Evening was darkening as the Israeli Border Police ordered thirteen or more workers to lineup on one side of the road. They had arrived on bicycles and a mule wagon. One of the workers, seventeen-year old Saleh Easa, had arrived with his two cousins. They had heard about the curfew and only feared a beating. When the execution style shooting began six fell dead. Saleh, wounded, playing dead, was dragged to the pile of bodies. He remained quiet, gritting his teeth in spite of extreme pain. He witnessed the rest of the massacre and later crawled to safety.

[The Kafr Qasem Massacre of 1956, the Ninth Wave of Killing, Implosion (2012).]

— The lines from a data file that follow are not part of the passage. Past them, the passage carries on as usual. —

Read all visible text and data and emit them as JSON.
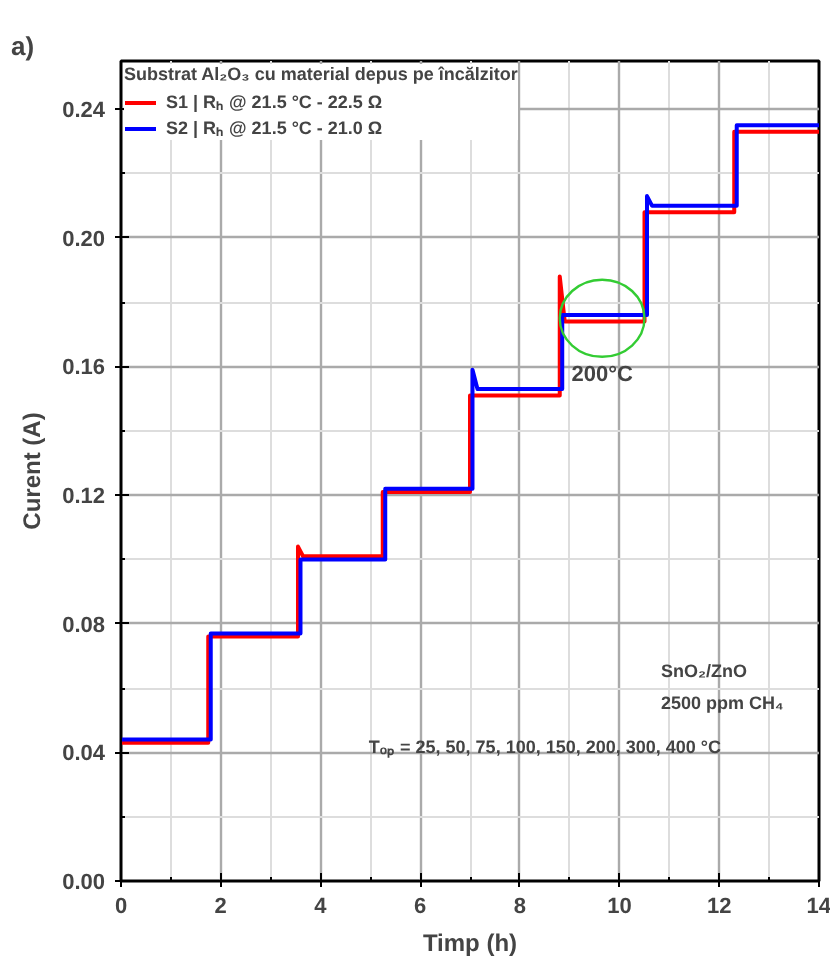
{
  "chart_data": {
    "type": "line",
    "xlabel": "Timp (h)",
    "ylabel": "Curent (A)",
    "legend_title": "Substrat Al₂O₃ cu material depus pe încălzitor",
    "xlim": [
      0,
      14
    ],
    "xticks": [
      0,
      2,
      4,
      6,
      8,
      10,
      12,
      14
    ],
    "ylim": [
      0,
      0.255
    ],
    "yticks": [
      {
        "value": 0,
        "label": "0.00"
      },
      {
        "value": 0.04,
        "label": "0.04"
      },
      {
        "value": 0.08,
        "label": "0.08"
      },
      {
        "value": 0.12,
        "label": "0.12"
      },
      {
        "value": 0.16,
        "label": "0.16"
      },
      {
        "value": 0.2,
        "label": "0.20"
      },
      {
        "value": 0.24,
        "label": "0.24"
      }
    ],
    "grid": true,
    "legend": "top left",
    "line_style": "solid",
    "series": [
      {
        "name": "S1 | Rₕ @ 21.5 °C - 22.5 Ω",
        "color": "#ff0000",
        "x": [
          0,
          1.75,
          1.75,
          3.55,
          3.55,
          3.65,
          5.25,
          5.25,
          7.0,
          7.0,
          8.8,
          8.8,
          8.9,
          10.5,
          10.5,
          12.3,
          12.3,
          14
        ],
        "values": [
          0.043,
          0.043,
          0.076,
          0.076,
          0.104,
          0.101,
          0.101,
          0.121,
          0.121,
          0.151,
          0.151,
          0.188,
          0.174,
          0.174,
          0.208,
          0.208,
          0.233,
          0.233
        ]
      },
      {
        "name": "S2 | Rₕ @ 21.5 °C - 21.0 Ω",
        "color": "#0000ff",
        "x": [
          0,
          1.8,
          1.8,
          3.6,
          3.6,
          5.3,
          5.3,
          7.05,
          7.05,
          7.15,
          8.85,
          8.85,
          10.55,
          10.55,
          10.65,
          12.35,
          12.35,
          14
        ],
        "values": [
          0.044,
          0.044,
          0.077,
          0.077,
          0.1,
          0.1,
          0.122,
          0.122,
          0.159,
          0.153,
          0.153,
          0.176,
          0.176,
          0.213,
          0.21,
          0.21,
          0.235,
          0.235
        ]
      }
    ],
    "annotations": [
      "a)",
      {
        "text": "200°C",
        "x": 9.65,
        "y": 0.175
      },
      "SnO₂/ZnO",
      "2500 ppm CH₄",
      "Tₒₚ = 25, 50, 75, 100, 150, 200, 300, 400 °C"
    ]
  }
}
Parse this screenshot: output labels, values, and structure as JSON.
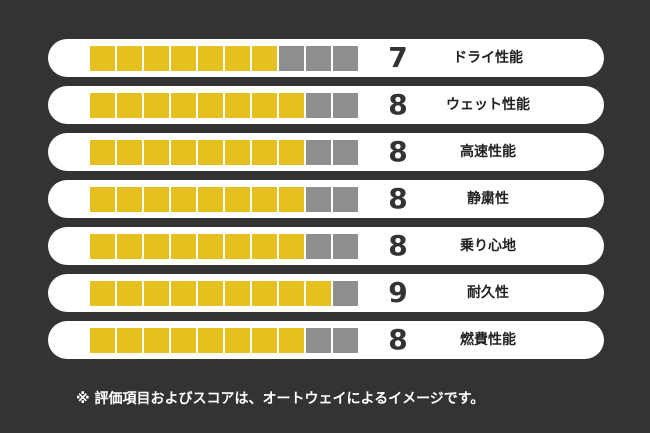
{
  "chart_data": {
    "type": "bar",
    "max": 10,
    "categories": [
      "ドライ性能",
      "ウェット性能",
      "高速性能",
      "静粛性",
      "乗り心地",
      "耐久性",
      "燃費性能"
    ],
    "values": [
      7,
      8,
      8,
      8,
      8,
      9,
      8
    ],
    "colors": {
      "filled": "#e5c01f",
      "empty": "#8e8e8e"
    }
  },
  "note": "※ 評価項目およびスコアは、オートウェイによるイメージです。"
}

Night had fallen when the truck arrived at the location of the massacre. Among the victims of the ninth wave were two men in the cab of the truck and fourteen women with two boys in the back. The driver, seeing the scattered dead, tried to escape at high speed. This interrupted the singing women, who unwittingly began to scream, thus alerting the recumbent soldiers resting at the school’s well. The soldiers ran after the truck, shot its tires and gas tank, and stopped it. Safa Sarsour, having just seen her sixteen-year-old son, Jum’a, dead on the side of the road, now witnessed her second son, fourteen-year-old Abdallah, being killed with the men. The women, some pregnant, elders and girls, pleaded for their lives. The only survivor was Hana’ Amer, fifteen years of age, who said that the women clung to each other for protection, even the two girls who had managed to escape returned to the circle. As they were being shot, they turned in a big group and one by one they fell. The soldiers continued shooting into their heads to insure their death. How does it measure western civilization when soldiers of the Israeli border police line up defenseless women—some pregnant, tired, returning home from work—and kill them with cold deliberation?